Just the facts (as I see them). A translation of our snarled complexity
into very simple terms, ready for future translation back into the
language of another sophisticated culture—one perhaps not on a
path to self-destruction. But that hope is the child’s desire to cheat
death: I’ll shoot this arrow in the air, where it lands I know not
where, and I don’t care, it’s not fair, and bombs away!
All right, all right, I admit it! I do want to reach beyond the span of
my life, touch the next set of minds to pass this way. Would I have
been so driven had I not so clearly seen The End approaching? Now
you’re really digging, Nathan. C. Wright Mills must be rocking in his
grave, if he’s tuned in to this drivel.
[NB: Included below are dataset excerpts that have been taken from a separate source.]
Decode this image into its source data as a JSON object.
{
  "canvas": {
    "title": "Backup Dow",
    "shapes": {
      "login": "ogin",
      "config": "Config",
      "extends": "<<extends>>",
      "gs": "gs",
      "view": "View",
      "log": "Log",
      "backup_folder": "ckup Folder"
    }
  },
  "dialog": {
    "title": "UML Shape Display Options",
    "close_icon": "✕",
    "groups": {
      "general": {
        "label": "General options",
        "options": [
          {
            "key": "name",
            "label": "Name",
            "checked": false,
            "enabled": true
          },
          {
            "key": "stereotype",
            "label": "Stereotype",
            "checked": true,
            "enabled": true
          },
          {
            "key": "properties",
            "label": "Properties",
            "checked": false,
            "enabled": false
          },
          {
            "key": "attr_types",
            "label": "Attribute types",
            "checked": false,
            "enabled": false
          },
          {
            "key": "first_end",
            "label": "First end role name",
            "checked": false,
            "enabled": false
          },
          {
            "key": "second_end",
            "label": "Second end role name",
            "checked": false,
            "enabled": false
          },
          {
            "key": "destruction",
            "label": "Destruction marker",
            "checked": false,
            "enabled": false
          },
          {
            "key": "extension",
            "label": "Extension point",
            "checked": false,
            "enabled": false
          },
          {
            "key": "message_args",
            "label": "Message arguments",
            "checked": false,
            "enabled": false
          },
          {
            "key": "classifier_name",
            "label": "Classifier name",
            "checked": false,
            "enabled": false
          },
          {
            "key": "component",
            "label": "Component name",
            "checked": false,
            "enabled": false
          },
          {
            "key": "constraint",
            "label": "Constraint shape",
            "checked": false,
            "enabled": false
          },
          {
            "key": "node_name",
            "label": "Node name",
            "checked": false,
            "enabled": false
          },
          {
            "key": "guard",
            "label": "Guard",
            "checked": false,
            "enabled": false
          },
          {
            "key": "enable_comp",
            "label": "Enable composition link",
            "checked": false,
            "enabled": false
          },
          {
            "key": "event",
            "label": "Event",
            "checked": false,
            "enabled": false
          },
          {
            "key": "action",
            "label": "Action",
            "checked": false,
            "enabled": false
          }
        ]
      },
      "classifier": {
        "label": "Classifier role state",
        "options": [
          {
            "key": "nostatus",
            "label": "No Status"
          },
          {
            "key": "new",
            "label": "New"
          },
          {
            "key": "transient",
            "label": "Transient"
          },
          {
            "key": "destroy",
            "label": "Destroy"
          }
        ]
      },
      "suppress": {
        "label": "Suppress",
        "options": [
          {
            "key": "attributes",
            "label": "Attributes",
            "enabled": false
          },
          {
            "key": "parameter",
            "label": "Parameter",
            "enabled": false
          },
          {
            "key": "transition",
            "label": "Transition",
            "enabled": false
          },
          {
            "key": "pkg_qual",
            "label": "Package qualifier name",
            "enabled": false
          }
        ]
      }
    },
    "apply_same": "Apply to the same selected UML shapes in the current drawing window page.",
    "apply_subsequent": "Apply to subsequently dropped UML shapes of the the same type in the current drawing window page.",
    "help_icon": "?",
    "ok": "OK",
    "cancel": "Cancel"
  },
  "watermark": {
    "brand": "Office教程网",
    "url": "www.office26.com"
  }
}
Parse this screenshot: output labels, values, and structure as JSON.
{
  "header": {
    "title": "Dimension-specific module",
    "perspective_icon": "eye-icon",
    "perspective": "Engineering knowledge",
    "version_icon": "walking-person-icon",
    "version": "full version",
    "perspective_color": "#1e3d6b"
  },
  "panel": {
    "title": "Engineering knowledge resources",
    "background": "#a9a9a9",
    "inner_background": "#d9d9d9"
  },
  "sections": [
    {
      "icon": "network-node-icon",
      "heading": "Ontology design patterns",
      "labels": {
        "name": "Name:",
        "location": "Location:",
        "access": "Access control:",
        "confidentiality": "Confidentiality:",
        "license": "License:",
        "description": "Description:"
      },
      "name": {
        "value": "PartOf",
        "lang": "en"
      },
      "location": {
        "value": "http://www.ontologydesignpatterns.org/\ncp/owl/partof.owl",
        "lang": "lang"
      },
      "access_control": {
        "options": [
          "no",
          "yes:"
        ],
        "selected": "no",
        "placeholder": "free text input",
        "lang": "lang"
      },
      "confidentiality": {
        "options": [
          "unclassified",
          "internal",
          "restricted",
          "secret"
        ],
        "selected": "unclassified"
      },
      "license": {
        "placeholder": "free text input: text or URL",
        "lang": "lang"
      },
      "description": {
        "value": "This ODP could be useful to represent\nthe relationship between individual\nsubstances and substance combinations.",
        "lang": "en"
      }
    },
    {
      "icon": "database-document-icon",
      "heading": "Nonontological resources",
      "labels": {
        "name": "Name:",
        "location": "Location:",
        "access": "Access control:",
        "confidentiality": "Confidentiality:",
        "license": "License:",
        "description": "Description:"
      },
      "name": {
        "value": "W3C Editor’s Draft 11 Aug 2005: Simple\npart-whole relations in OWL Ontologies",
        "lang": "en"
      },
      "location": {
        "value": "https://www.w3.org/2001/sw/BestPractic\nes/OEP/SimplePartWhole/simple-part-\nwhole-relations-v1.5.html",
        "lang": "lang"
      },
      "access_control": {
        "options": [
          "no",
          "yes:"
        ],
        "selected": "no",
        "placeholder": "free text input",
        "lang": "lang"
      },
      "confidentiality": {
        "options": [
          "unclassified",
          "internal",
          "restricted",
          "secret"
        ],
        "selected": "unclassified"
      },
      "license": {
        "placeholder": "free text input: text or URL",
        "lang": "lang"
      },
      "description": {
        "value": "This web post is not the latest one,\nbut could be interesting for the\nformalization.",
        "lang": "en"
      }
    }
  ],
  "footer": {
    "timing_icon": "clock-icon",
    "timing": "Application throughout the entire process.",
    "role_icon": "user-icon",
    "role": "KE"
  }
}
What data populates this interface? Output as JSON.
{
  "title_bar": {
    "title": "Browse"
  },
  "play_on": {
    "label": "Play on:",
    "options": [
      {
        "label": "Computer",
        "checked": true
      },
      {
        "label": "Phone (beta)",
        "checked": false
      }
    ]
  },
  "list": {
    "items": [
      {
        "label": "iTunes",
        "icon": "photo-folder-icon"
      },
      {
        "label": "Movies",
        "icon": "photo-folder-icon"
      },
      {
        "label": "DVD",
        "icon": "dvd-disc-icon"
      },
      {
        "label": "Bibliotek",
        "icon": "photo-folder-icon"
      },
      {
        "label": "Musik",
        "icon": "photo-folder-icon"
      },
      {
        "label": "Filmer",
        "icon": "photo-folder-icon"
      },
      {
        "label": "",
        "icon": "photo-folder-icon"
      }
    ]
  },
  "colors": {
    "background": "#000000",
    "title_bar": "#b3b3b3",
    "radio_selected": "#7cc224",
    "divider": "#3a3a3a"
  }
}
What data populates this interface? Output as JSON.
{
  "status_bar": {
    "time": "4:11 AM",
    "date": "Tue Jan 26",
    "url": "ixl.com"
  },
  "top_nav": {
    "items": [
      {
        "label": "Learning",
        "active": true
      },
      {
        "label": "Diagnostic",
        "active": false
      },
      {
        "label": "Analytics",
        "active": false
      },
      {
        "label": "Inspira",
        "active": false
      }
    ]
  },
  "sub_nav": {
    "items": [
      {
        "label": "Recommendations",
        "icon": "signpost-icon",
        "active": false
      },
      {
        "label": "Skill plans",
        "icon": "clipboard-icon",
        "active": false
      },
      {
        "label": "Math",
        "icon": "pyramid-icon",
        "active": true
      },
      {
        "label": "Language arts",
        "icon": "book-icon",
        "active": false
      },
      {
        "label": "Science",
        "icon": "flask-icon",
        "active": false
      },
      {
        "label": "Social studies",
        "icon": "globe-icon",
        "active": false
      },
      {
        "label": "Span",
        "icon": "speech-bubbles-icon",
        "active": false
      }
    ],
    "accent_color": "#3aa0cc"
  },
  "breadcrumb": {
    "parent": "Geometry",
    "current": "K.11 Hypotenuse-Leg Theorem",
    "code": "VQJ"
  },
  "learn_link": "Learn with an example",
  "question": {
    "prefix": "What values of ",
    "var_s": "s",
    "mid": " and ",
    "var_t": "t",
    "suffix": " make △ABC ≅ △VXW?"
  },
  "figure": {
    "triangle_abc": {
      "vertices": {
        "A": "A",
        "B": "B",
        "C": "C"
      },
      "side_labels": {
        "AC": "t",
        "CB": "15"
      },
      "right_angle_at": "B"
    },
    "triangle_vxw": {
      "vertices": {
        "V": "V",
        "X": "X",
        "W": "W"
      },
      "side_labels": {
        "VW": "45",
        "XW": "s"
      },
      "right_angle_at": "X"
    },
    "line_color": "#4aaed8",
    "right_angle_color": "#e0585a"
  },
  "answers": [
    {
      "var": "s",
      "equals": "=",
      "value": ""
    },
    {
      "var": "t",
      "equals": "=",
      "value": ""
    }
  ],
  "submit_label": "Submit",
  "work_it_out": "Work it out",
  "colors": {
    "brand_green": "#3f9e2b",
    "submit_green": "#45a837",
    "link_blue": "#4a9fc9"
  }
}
Is it paradoxical that my personal
identity could be so strongly identified with a culture I despise that I
would destroy myself to preserve some traces of it? Have I mistaken
the salvation of conscience for the salvage of consciousness? Did I,
godless, go to the mountain and come down with a Truth deniable by
nobody—since dead men tell no tales? Oh, please, an edgewise word
here from the Old Existentialist: so what? It boils down to a question
of control. The thing exists: The Myth, ready to roll. Either I do what I
want with it or Phil does what he wants. Which is what? Shred and
flush; or set to ferment in the muck and mire of Hollywood, later to
emerge as the plot of a half-hour fantasy series. Yes, I can almost
hear the formulaic gears grinding: man sends message to future;
aliens intercept it and travel back through time; man fights aliens to
save future; aliens tricked into attacking their own past and
destroying themselves; man returns to job as stockbroker, lives
happily ever after. Gak.
So, what does that prove? That I’ve stumbled on my hubris, been
hoisted on my own petard, had my words warped and wefted into
someone else’s tissue of lies, like all the others? Should I feel humble
at joining such an august assemblage of bumblers and victims? Profit
and loss, prophet and laws. Nate, you don’t know the value of your
own labor. So you say, Phil, and regretfully relieve me of my assets.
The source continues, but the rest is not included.